Most LGBTQ people also struggle with job security. Some can’t pursue higher incomes because of discrimination, harassment, and other erroneous stereotypes. Others fear coming out to senior management for fear it could slow their career progression.

Indeed, 1 in 4 queers says sexuality has impacted their finances, according to a Morning Consult poll.

Another 4 in every 5 LGBT households report high debt levels that make managing household finances difficult. This according to a Mass Mutual study.

The late late stuff

You’re getting older. Everyday. We all are, and there’s nothing any of us can do about it.

You can eat well, exercise, hydrate, sleep well, and you should do that. But, a year from now, you’ll be a year older with a few more wrinkles and a year closer to RETIREMENT.

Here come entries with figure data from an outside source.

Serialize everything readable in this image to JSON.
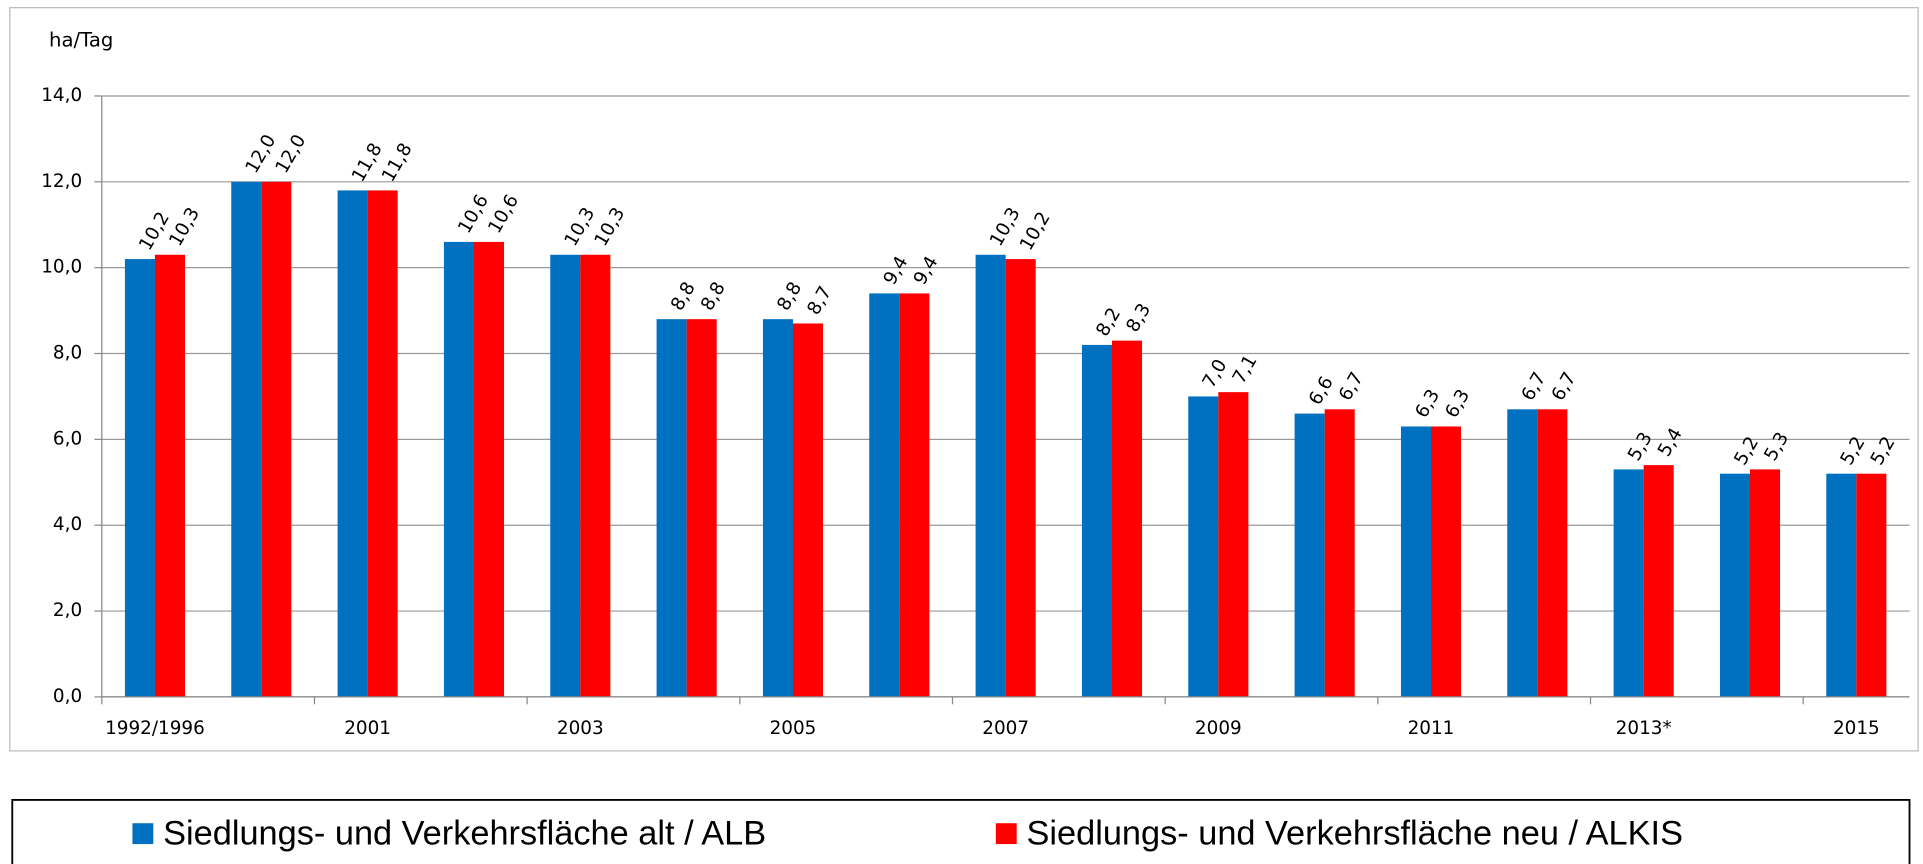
{
  "chart_data": {
    "type": "bar",
    "y_axis_label": "ha/Tag",
    "categories": [
      "1992/1996",
      null,
      "2001",
      null,
      "2003",
      null,
      "2005",
      null,
      "2007",
      null,
      "2009",
      null,
      "2011",
      null,
      "2013*",
      null,
      "2015"
    ],
    "series": [
      {
        "name": "Siedlungs- und Verkehrsfläche alt / ALB",
        "color": "#0070c0",
        "values": [
          10.2,
          12.0,
          11.8,
          10.6,
          10.3,
          8.8,
          8.8,
          9.4,
          10.3,
          8.2,
          7.0,
          6.6,
          6.3,
          6.7,
          5.3,
          5.2,
          5.2
        ],
        "value_labels": [
          "10,2",
          "12,0",
          "11,8",
          "10,6",
          "10,3",
          "8,8",
          "8,8",
          "9,4",
          "10,3",
          "8,2",
          "7,0",
          "6,6",
          "6,3",
          "6,7",
          "5,3",
          "5,2",
          "5,2"
        ]
      },
      {
        "name": "Siedlungs- und Verkehrsfläche neu / ALKIS",
        "color": "#ff0000",
        "values": [
          10.3,
          12.0,
          11.8,
          10.6,
          10.3,
          8.8,
          8.7,
          9.4,
          10.2,
          8.3,
          7.1,
          6.7,
          6.3,
          6.7,
          5.4,
          5.3,
          5.2
        ],
        "value_labels": [
          "10,3",
          "12,0",
          "11,8",
          "10,6",
          "10,3",
          "8,8",
          "8,7",
          "9,4",
          "10,2",
          "8,3",
          "7,1",
          "6,7",
          "6,3",
          "6,7",
          "5,4",
          "5,3",
          "5,2"
        ]
      }
    ],
    "ylim": [
      0,
      14
    ],
    "yticks": [
      {
        "value": 0,
        "label": "0,0"
      },
      {
        "value": 2,
        "label": "2,0"
      },
      {
        "value": 4,
        "label": "4,0"
      },
      {
        "value": 6,
        "label": "6,0"
      },
      {
        "value": 8,
        "label": "8,0"
      },
      {
        "value": 10,
        "label": "10,0"
      },
      {
        "value": 12,
        "label": "12,0"
      },
      {
        "value": 14,
        "label": "14,0"
      }
    ],
    "grid": true,
    "legend": "bottom"
  }
}
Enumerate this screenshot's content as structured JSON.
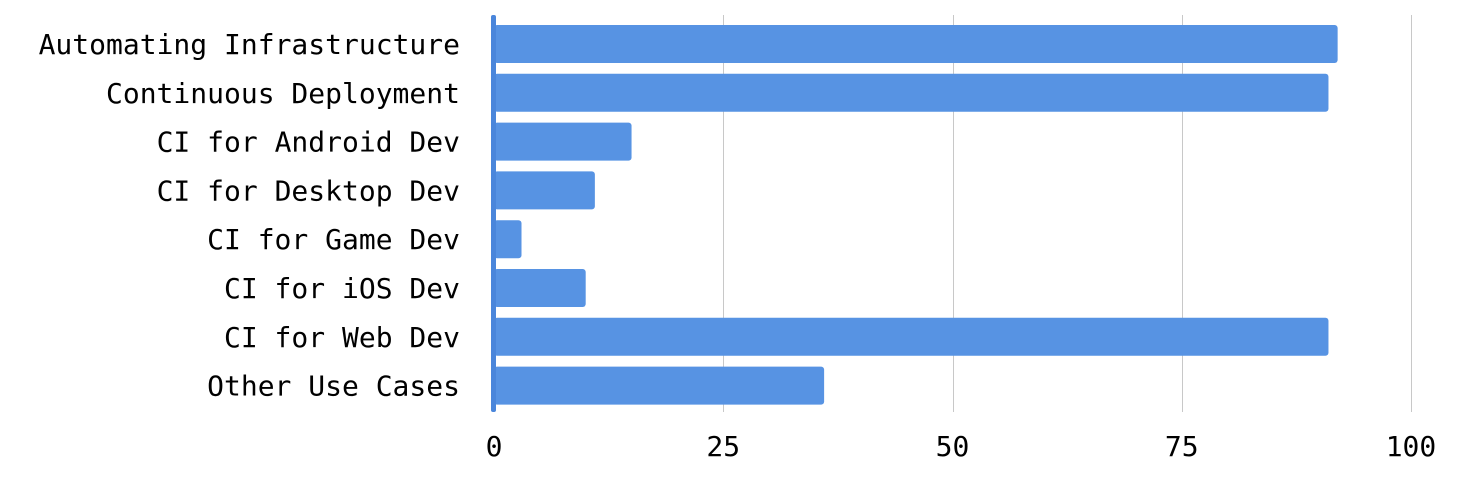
{
  "chart_data": {
    "type": "bar",
    "orientation": "horizontal",
    "categories": [
      "Automating Infrastructure",
      "Continuous Deployment",
      "CI for Android Dev",
      "CI for Desktop Dev",
      "CI for Game Dev",
      "CI for iOS Dev",
      "CI for Web Dev",
      "Other Use Cases"
    ],
    "values": [
      92,
      91,
      15,
      11,
      3,
      10,
      91,
      36
    ],
    "xlim": [
      0,
      100
    ],
    "xticks": [
      "0",
      "25",
      "50",
      "75",
      "100"
    ],
    "grid": true,
    "legend": "none",
    "colors": {
      "bar": "#5793e3",
      "axis": "#4a86db",
      "grid": "#c8c8c8"
    }
  }
}
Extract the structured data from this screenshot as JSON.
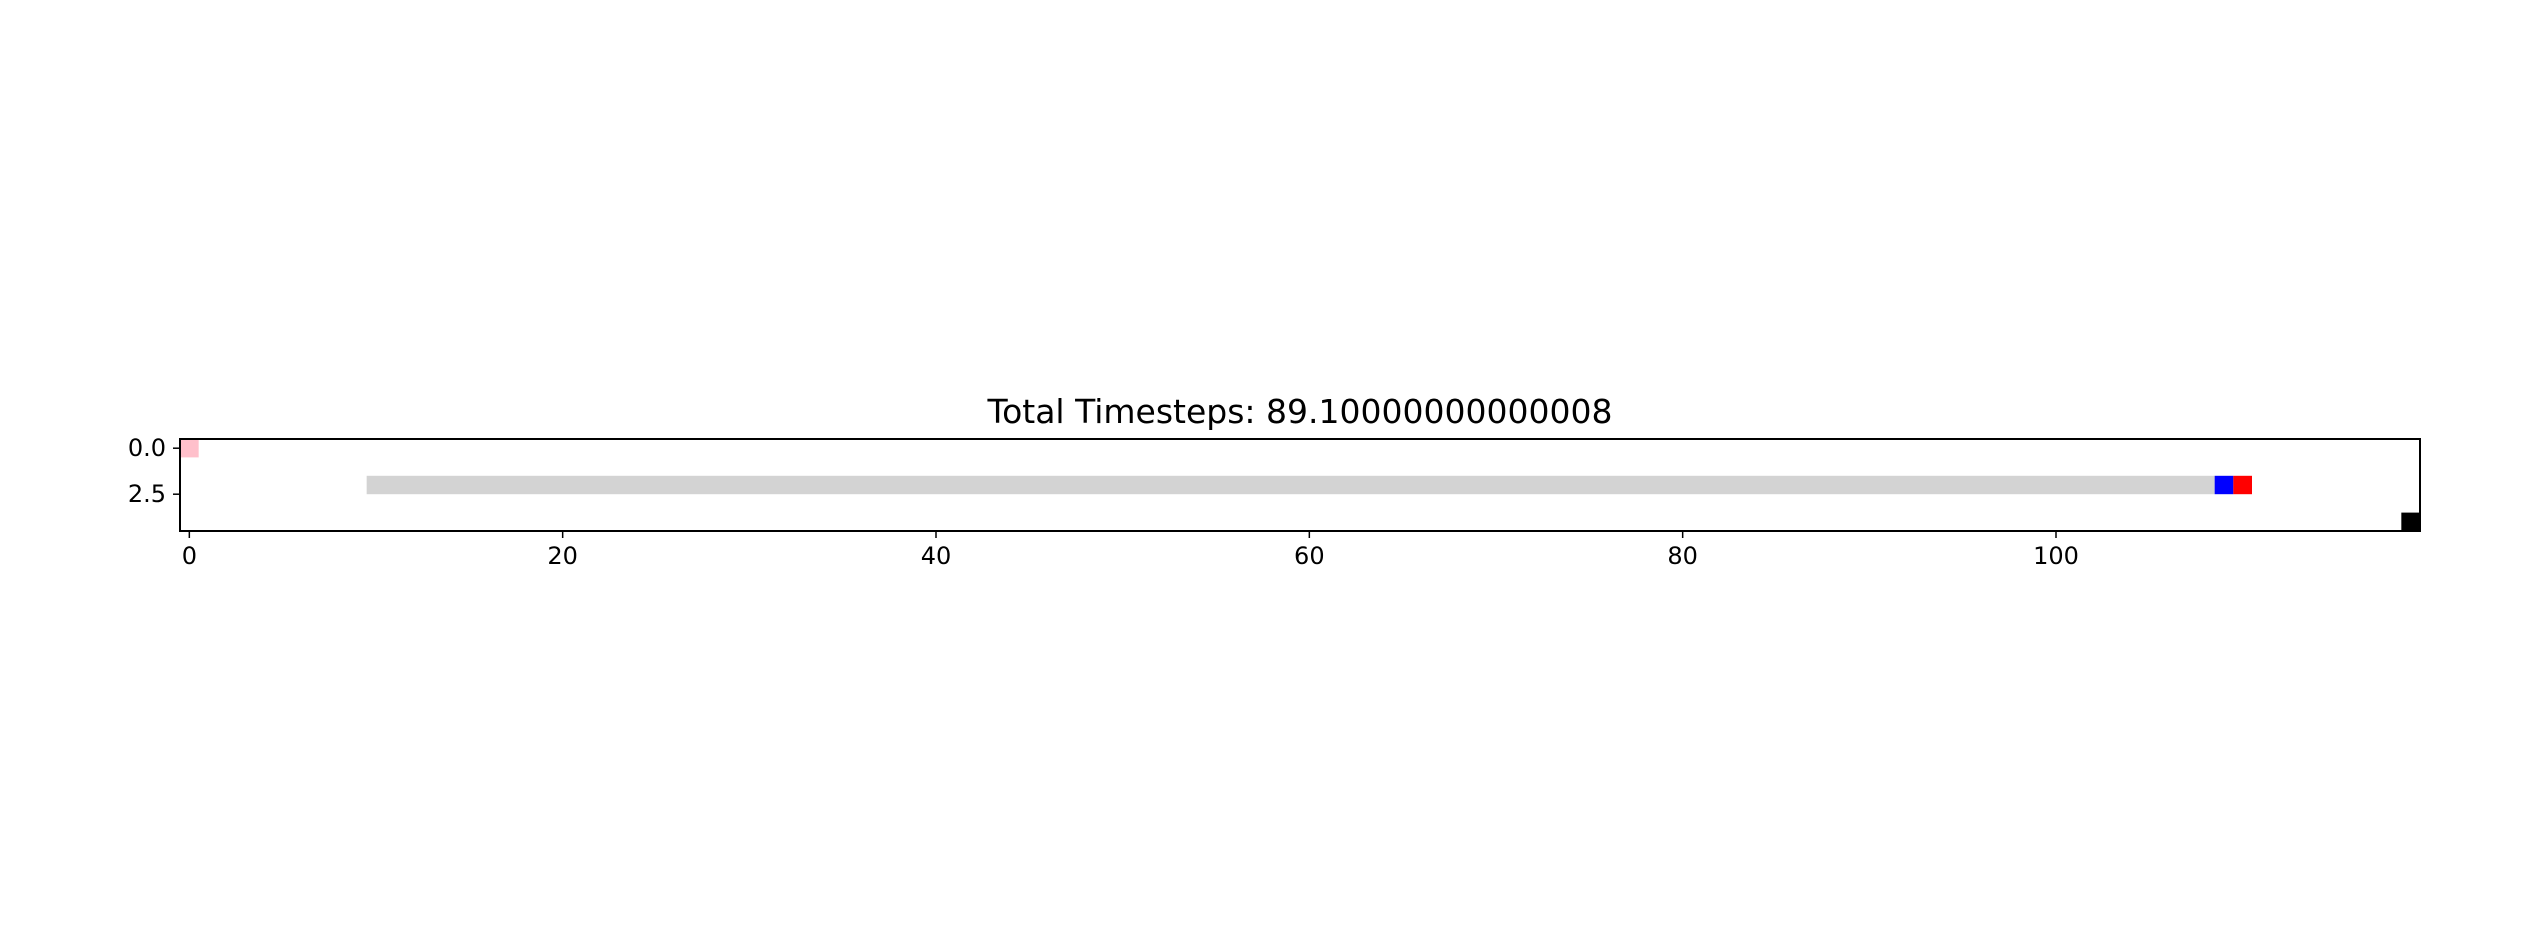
{
  "chart_data": {
    "type": "heatmap",
    "title": "Total Timesteps: 89.10000000000008",
    "xlabel": "",
    "ylabel": "",
    "xlim": [
      -0.5,
      119.5
    ],
    "ylim": [
      4.5,
      -0.5
    ],
    "x_ticks": [
      0,
      20,
      40,
      60,
      80,
      100
    ],
    "x_tick_labels": [
      "0",
      "20",
      "40",
      "60",
      "80",
      "100"
    ],
    "y_ticks": [
      0.0,
      2.5
    ],
    "y_tick_labels": [
      "0.0",
      "2.5"
    ],
    "grid": false,
    "background_color": "#ffffff",
    "cells": [
      {
        "name": "pink-cell",
        "row": 0,
        "col_start": 0,
        "col_end": 0,
        "color": "#ffc0cb"
      },
      {
        "name": "gray-track",
        "row": 2,
        "col_start": 10,
        "col_end": 108,
        "color": "#d3d3d3"
      },
      {
        "name": "blue-cell",
        "row": 2,
        "col_start": 109,
        "col_end": 109,
        "color": "#0000ff"
      },
      {
        "name": "red-cell",
        "row": 2,
        "col_start": 110,
        "col_end": 110,
        "color": "#ff0000"
      },
      {
        "name": "black-cell",
        "row": 4,
        "col_start": 119,
        "col_end": 119,
        "color": "#000000"
      }
    ]
  }
}
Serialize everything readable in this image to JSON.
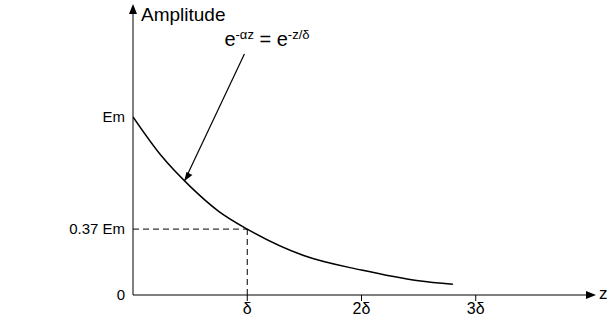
{
  "chart_data": {
    "type": "line",
    "y_label": "Amplitude",
    "x_label": "z",
    "x": [
      0,
      0.25,
      0.5,
      0.75,
      1,
      1.5,
      2,
      2.5,
      2.8
    ],
    "values": [
      1,
      0.78,
      0.61,
      0.47,
      0.37,
      0.22,
      0.14,
      0.08,
      0.06
    ],
    "color": "#000000",
    "xlim": [
      0,
      4
    ],
    "ylim": [
      0,
      1.6
    ],
    "xticks": [
      {
        "value": 1,
        "label": "δ"
      },
      {
        "value": 2,
        "label": "2δ"
      },
      {
        "value": 3,
        "label": "3δ"
      }
    ],
    "yticks": [
      0,
      {
        "value": 0.37,
        "label": "0.37 Em"
      },
      {
        "value": 1,
        "label": "Em"
      }
    ],
    "grid": false,
    "reference_point": {
      "x": 1,
      "y": 0.37
    },
    "annotation": {
      "parts": [
        {
          "text": "e",
          "sup": false
        },
        {
          "text": "-αz",
          "sup": true
        },
        {
          "text": " = e",
          "sup": false
        },
        {
          "text": "-z/δ",
          "sup": true
        }
      ],
      "x": 0.45,
      "y": 0.64
    }
  }
}
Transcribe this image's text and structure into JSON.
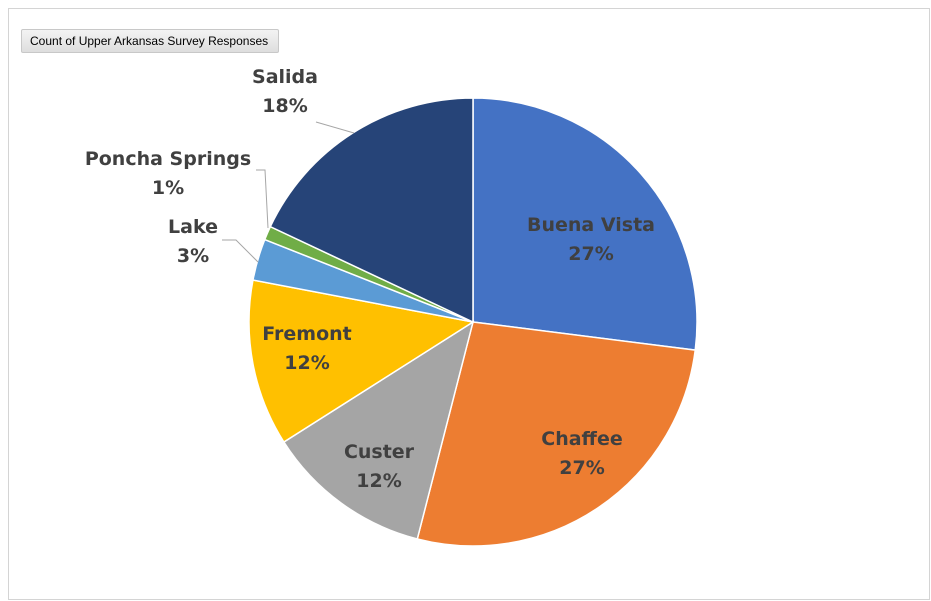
{
  "header": {
    "field_button_label": "Count of Upper Arkansas Survey Responses"
  },
  "chart_data": {
    "type": "pie",
    "start_angle_deg": 0,
    "direction": "clockwise",
    "legend": "none",
    "slices": [
      {
        "category": "Buena Vista",
        "label": "27%",
        "value": 27,
        "color": "#4472C4",
        "text_color": "#404040"
      },
      {
        "category": "Chaffee",
        "label": "27%",
        "value": 27,
        "color": "#ED7D31",
        "text_color": "#404040"
      },
      {
        "category": "Custer",
        "label": "12%",
        "value": 12,
        "color": "#A5A5A5",
        "text_color": "#404040"
      },
      {
        "category": "Fremont",
        "label": "12%",
        "value": 12,
        "color": "#FFC000",
        "text_color": "#404040"
      },
      {
        "category": "Lake",
        "label": "3%",
        "value": 3,
        "color": "#5B9BD5",
        "text_color": "#404040"
      },
      {
        "category": "Poncha Springs",
        "label": "1%",
        "value": 1,
        "color": "#70AD47",
        "text_color": "#404040"
      },
      {
        "category": "Salida",
        "label": "18%",
        "value": 18,
        "color": "#264478",
        "text_color": "#404040"
      }
    ]
  }
}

We might sing “Forever Young” and party all night. Here’s the reality, though: You won’t remain young forever, and neither will you party forever. Energy dwindles at some point, and a lifetime of unhealthy decisions comes back to haunt you.

Take healthcare, for example. LGBT retirees pay more for care than others. They also face greater discrimination in retirement. With longevity comes costs. The sugar daddy will be long gone by then.

Oh wait, maybe he set up a trust fund for you. What would that make you? A trust fund sugar babe?

Sugar things aside, let’s get to the good part. How do you unscrew yourself financially?

Pride in your finances

Pride month is here. As you celebrate who you are, perhaps take a moment this year to shine a light on your finances and bring some Pride there too.

For instance, do you know where you stand financially? How much do you owe in student debt loans? How much do you spend on clubbing and partying?

Why should you bother knowing these figures? Because a big chunk of life has to do with money. You work for it and exchange your time, literally your life, for it. How you spend it should be equally important.

It really does get better, but you must also afford the lifestyle. Burying your head in the sand on money will only make the situation worse.

Gays live large. They also love keeping appearances of living large. Indeed, a marketing survey for the LGBT community found that 26% of gay men spend too much on travel.

With most queers, 16% of the monthly household income goes towards discretionary spending, including appearance, alcohol, and others. Only about 11% goes to savings and investments.

Take control over your finances.

We all love a confident man. Nothing will put a swankier feel to your stride than knowing you’ve got your finances covered.

Can you handle an emergency, for example, unforeseen vehicle repairs, without resorting to debt?

We’ll be talking about more money matters in subsequent posts. Here’s what you can do right now to start wrenching back control over your money:

  • If you can, stay the F away from credit card debt.
  • Save like your life depended on it. In essence, pay yourself first.
  • Live below your means. The lower, the better.
  • Understand where you spend your money by tracking it for a month. Do your expenses reflect your priorities?
  • Automate your financial life as much as possible. From savings to recurring bills. Set and forget.
  • Keep your fixed expenses down: housing, transportation, and food.
  • Get adequate insurance but don’t overpay for it.
  • Always get the 401(k)-plan employer match. Save more if you must.
  • Choose your neighborhood, friends, and life partner wisely.
  • Talk openly about money with your long-term partner
  • Invest more in experiences. The kick from material goods dies down quickly. Incredible memories last forever.
  • Plan your estate. Don’t just plan for retirement; think more along the lines of financial independence.
  • Make more money (Duh!) and save more each year.

Finally, have some fun. Live that fabulous life occasionally, or more if it’s still well below your means. In the end, you won’t carry any of this stuff with you. You’ll sign out just like you signed in…with absolutely nothing.